A reduction in pollutant emissions that produce ozone would not only improve public health but would also provide climate benefits. Integrating climate change and air quality policies would be the most effective approach.
One article, ‘Integrated climate change and air pollution strategies: a winning combination’ download article (PDF), compares the costs and benefits of implementing reductions in local air pollution and climate change actions separately or in combination. The message, again, is that simultaneous achievements in welfare and climate change are possible when decision-makers integrate both sets of policies.
Designing policies to combat future climate change is complicated by the many uncertainties associated with predicting the complex interactions governing long-term changes in climate and air pollutants. A recent study, detailed in ‘Unravelling the complex chemistry of the atmosphere’ download article (PDF), has reviewed progress in understanding the interactions between atmospheric chemical composition and climate. Continued and improved networks of measurements that provide long-term data are essential to gain a more robust understanding about past and present changes in concentrations of air pollutants and GHGs.
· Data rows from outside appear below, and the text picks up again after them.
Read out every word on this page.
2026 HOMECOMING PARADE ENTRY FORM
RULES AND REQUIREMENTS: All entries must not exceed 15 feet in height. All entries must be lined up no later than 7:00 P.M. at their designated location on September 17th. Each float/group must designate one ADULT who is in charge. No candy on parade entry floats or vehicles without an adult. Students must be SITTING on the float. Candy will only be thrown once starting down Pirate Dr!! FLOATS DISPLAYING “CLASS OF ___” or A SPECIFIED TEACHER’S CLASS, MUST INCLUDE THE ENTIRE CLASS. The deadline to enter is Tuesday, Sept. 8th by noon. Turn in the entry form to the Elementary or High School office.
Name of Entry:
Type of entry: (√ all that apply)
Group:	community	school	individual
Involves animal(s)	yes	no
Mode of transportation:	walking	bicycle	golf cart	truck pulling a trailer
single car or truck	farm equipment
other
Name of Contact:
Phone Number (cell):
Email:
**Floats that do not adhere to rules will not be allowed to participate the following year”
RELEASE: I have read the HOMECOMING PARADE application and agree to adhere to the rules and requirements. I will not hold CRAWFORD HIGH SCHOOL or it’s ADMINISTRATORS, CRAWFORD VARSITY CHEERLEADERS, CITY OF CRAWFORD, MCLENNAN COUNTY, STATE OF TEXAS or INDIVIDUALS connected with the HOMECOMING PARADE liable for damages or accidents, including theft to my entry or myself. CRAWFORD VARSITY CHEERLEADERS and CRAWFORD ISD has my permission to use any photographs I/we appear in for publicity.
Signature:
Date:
Such networks include surface, aircraft and satellite monitoring. Aircraft experiments combined with analysis using numerical models have proved to be particularly useful in advancing our knowledge about key chemical and physical processes in the atmosphere. There is also a clear need for improved emission inventories that track changing sources of air pollutants and GHGs over a wide range of locations and from year to year.
Ongoing research can provide opportunities for decision makers to choose policies that not only reduce GHGs but improve air quality and meet health goals.